Have you ever settled into a seat by your favorite picture window in the winter, armed with a book and a cup of hot chocolate, only to be pushed out by the cold drafts? Heating your home keeps you and your family warm, as well as keeps important house functions such as pipes and appliances in working order. However, most homes leak heated air through small gaps and uninsulated walls, driving up your utility bill. Here are common ways indoor heat escapes throughout the winter.
Leaks in Doors, Windows, and Walls
One of the most significant ways that heated air escapes from a home is through small leaks in doors, windows, and walls. These small leaks add up to larger losses throughout the house. These can have a significant impact on your heating bills, and force your heating system to work harder than it needs to.
Stem the tide by having your home inspected yearly for leaks by a professional HVAC contractor, and then fix any that are found. This small cost will pay dividends in both energy efficiency and the consistent warmth of your home throughout the winter.
Heat Loss Through Basement Walls
Basement walls are one of the biggest culprits of losing heated air in the winter. Most basement walls are made of concrete and uninsulated, allowing the warmed air to escape into the ground. Decrease the loss by insulating your basement walls. If you choose to finish your basement and install drywall, you’ll have more options on what kind of insulation to use. If you do not plan on finishing the basement, use blanket batts or fiber insulation to help keep the warm air inside your home.
Gaps in Wood Floors
Have you ever noticed the boards on your wood floors shrinking during the winter? It is not your imagination. Humidity levels decrease during the winter, causing the wood to contract and expose gaps in between the boards. This is not only bad for your wood floors, but it is another place for heat to escape.
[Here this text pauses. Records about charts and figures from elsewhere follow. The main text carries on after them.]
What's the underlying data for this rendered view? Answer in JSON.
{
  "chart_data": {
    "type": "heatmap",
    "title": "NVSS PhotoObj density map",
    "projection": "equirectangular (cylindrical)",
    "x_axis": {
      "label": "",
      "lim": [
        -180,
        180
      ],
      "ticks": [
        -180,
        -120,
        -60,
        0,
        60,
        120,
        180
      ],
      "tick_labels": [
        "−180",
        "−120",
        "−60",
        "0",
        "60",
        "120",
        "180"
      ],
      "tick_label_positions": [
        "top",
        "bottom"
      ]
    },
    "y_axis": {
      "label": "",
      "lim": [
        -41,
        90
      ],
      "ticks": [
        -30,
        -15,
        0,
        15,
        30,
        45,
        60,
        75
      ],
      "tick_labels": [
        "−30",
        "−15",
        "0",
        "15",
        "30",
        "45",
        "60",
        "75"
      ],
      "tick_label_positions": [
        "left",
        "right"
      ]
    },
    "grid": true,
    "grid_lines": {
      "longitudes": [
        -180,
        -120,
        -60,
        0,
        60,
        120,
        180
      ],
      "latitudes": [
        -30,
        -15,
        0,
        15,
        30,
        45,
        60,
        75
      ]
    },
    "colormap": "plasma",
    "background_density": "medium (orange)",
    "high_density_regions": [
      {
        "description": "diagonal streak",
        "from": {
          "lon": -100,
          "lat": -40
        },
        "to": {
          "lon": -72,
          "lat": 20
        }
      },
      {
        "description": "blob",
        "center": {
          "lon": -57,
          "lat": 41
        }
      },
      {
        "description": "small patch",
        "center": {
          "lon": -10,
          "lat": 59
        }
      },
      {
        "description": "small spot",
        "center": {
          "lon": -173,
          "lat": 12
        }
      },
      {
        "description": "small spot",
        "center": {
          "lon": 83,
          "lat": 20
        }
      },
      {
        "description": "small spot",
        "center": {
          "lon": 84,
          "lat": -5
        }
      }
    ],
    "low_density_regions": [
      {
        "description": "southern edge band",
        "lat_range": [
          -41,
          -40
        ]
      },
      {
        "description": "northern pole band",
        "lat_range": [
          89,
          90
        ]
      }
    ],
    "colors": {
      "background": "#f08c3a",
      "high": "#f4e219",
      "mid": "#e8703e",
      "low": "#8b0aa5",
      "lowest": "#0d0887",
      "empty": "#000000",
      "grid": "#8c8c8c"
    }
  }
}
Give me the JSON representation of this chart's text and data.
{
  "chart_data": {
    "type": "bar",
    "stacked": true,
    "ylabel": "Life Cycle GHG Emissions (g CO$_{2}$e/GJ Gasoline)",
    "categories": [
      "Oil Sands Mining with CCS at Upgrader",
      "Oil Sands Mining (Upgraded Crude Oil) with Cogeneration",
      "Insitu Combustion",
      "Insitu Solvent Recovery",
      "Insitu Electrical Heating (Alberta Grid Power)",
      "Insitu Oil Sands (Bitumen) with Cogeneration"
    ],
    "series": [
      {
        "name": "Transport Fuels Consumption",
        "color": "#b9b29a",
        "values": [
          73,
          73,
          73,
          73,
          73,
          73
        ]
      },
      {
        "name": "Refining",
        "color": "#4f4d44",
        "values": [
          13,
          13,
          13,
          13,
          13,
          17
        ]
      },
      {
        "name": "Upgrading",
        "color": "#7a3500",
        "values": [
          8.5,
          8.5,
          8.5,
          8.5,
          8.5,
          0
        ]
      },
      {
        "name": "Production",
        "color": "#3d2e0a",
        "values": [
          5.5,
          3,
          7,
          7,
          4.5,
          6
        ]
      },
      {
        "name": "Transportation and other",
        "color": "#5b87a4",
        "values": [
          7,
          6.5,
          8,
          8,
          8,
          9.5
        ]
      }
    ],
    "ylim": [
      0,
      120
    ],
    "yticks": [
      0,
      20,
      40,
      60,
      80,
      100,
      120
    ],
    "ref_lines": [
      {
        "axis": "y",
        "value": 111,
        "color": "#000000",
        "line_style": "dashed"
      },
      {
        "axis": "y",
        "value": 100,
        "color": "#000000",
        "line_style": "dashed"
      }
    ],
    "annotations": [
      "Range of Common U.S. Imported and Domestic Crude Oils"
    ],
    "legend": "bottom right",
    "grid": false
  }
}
Remedy the situation by placing a humidifier in rooms with wood flooring, or talk to an HVAC professional about installing a humidifier on your furnace. A humidifier will help to keep humidity levels stable and keep your wood floor from contracted during the cooler months.
Loss from Uninsulated Ductwork
Ductwork is the piping that moves warm air from your furnace into the heat registers located throughout your home. Ducts primarily travel through lightly insulated regions of your home such as the ceiling and basement. Uninsulated ductwork causes heat to escape into those cooler parts of your house on its way to warm your bedroom or kitchen.
Increase energy efficiency and lower your heating bill by insulating the ductwork throughout your home, and checking for leaks at least once per year.
Losing heated air is not only bad for your budget, but it can also tax your heating systems and decrease efficiency and warmth throughout your home. By decreasing the amount of heated air leaking from your windows, walls, floors, and ductwork, you will be warmer, and have more money in your wallet, too.